Muxing Liu, Jiexiong Hu, Ao Zhang, Ying Dai, Weizhong Chen, Yanglan He, Haifeng Zhang, Xiaobo Zheng, Zhengguang Zhang

New Phytol. 2021 Apr; 230(2):720-736.

Abstract

Plant pathogens exploit the extracellular matrix (ECM) to inhibit host immunity during their interactions with the host. The formation of ECM involves a series of continuous steps of vesicular transport events. To understand how such vesicle trafficking impacts ECM and virulence in the rice blast fungus Magnaporthe oryzae, we characterised MoSwa2, a previously identified actin-regulating kinase MoArk1 interacting protein, as an orthologue of the auxilin-like clathrin uncoating factor Swa2 of the budding yeast Saccharomyces cerevisiae. We found that MoSwa2 functions as an uncoating factor of the coat protein complex II (COPII) via an interaction with the COPII subunit MoSec24-2. Loss of MoSwa2 led to a deficiency in the secretion of extracellular proteins, resulting in both restricted growth of invasive hyphae and reduced inhibition of host immunity. Additionally, extracellular fluid (ECF) proteome analysis revealed that MoSwa2-regulated extracellular proteins include many redox proteins such as the berberine bridge enzyme-like (BBE-like) protein MoSef1. We further found that MoSef1 functions as an apoplastic virulent factor that inhibits the host immune response.

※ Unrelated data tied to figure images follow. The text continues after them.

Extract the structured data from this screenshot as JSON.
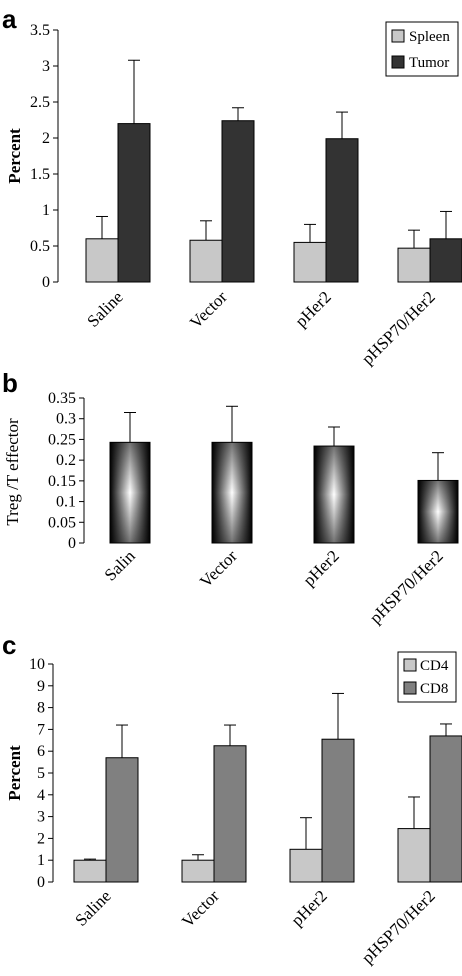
{
  "chart_data": [
    {
      "panel": "a",
      "type": "bar",
      "ylabel": "Percent",
      "ylim": [
        0,
        3.5
      ],
      "yticks": [
        "0",
        "0.5",
        "1",
        "1.5",
        "2",
        "2.5",
        "3",
        "3.5"
      ],
      "categories": [
        "Saline",
        "Vector",
        "pHer2",
        "pHSP70/Her2"
      ],
      "series": [
        {
          "name": "Spleen",
          "color": "#c8c8c8",
          "values": [
            0.6,
            0.58,
            0.55,
            0.47
          ],
          "errors": [
            0.31,
            0.27,
            0.25,
            0.25
          ]
        },
        {
          "name": "Tumor",
          "color": "#333333",
          "values": [
            2.2,
            2.24,
            1.99,
            0.6
          ],
          "errors": [
            0.88,
            0.18,
            0.37,
            0.38
          ]
        }
      ],
      "legend": "top-right"
    },
    {
      "panel": "b",
      "type": "bar",
      "ylabel": "Treg /T effector",
      "ylim": [
        0,
        0.35
      ],
      "yticks": [
        "0",
        "0.05",
        "0.1",
        "0.15",
        "0.2",
        "0.25",
        "0.3",
        "0.35"
      ],
      "categories": [
        "Salin",
        "Vector",
        "pHer2",
        "pHSP70/Her2"
      ],
      "series": [
        {
          "values": [
            0.243,
            0.243,
            0.234,
            0.151
          ],
          "errors": [
            0.072,
            0.087,
            0.046,
            0.067
          ]
        }
      ]
    },
    {
      "panel": "c",
      "type": "bar",
      "ylabel": "Percent",
      "ylim": [
        0,
        10
      ],
      "yticks": [
        "0",
        "1",
        "2",
        "3",
        "4",
        "5",
        "6",
        "7",
        "8",
        "9",
        "10"
      ],
      "categories": [
        "Saline",
        "Vector",
        "pHer2",
        "pHSP70/Her2"
      ],
      "series": [
        {
          "name": "CD4",
          "color": "#c8c8c8",
          "values": [
            1.0,
            1.0,
            1.5,
            2.45
          ],
          "errors": [
            0.05,
            0.25,
            1.45,
            1.45
          ]
        },
        {
          "name": "CD8",
          "color": "#808080",
          "values": [
            5.7,
            6.25,
            6.55,
            6.7
          ],
          "errors": [
            1.5,
            0.95,
            2.1,
            0.55
          ]
        }
      ],
      "legend": "top-right"
    }
  ]
}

Our studies revealed a novel function of a COPII uncoating factor in vesicular transport that is critical in the suppression of host immunity and pathogenicity of M. oryzae.

See: https://pubmed.ncbi.nlm.nih.gov/33423301/

Figure 1: MoSwa2 is subjected to phosphorylation regulation by MoArk1 and is required for normal endocytosis. (a) Yeast‐two‐hybrid assay for the interaction between MoSwa2 and MoArk1. Yeast transformants expressing the prey and bait constructs were assayed for growth on SD−Leu−Trp and SD−Leu−Trp−His plates with β‐galactosidase activities (LacZ). (b) Co‐immunoprecipitation (co‐IP) analyses of the interaction between MoSwa2 and MoArk1. The MoArk1‐3xFlag and MoSwa2‐GFP were co‐expressed in the wild‐type strain Guy11. The co‐IP experiment was performed with the anti‐Flag Affinity Gel and the isolated protein was analysed by western blotting using anti‐FLAG and anti‐GFP antibodies. (c) Domain map of MoSwa2. The protein sequence of MoSwa2 was used to perform the SMART (http://smart.embl‐heidelberg.de) and Motif Scan (https://myhits.sib.swiss/cgi‐bin/motif_scan) analysis service for functional domain prediction. (d) In vitro phosphorylation analysis by FDIT method. Purified proteins of GST‐MoArk1 and His‐MoSwa2 were used for protein kinase reaction and then dyed with Pro‐Q^® Diamond Phosphorylation Gel Stain. The fluorescence signal at 590 nm (excited at 530 nm) was measured in a Cytation3 microplate reader (Biotek, Winooski, VT, USA). The experiments were repeated three times and showed similar results. Asterisks indicate statistical significances (P < 0.01). (e) Time course images of FM4‐64 uptake at the hyphal tips. Hyphae stained by FM4‐64 were examined using fluorescence microscopy at different time points. Insets highlight areas analysed by line scan. Fluorescence intensity was measured using imagej software.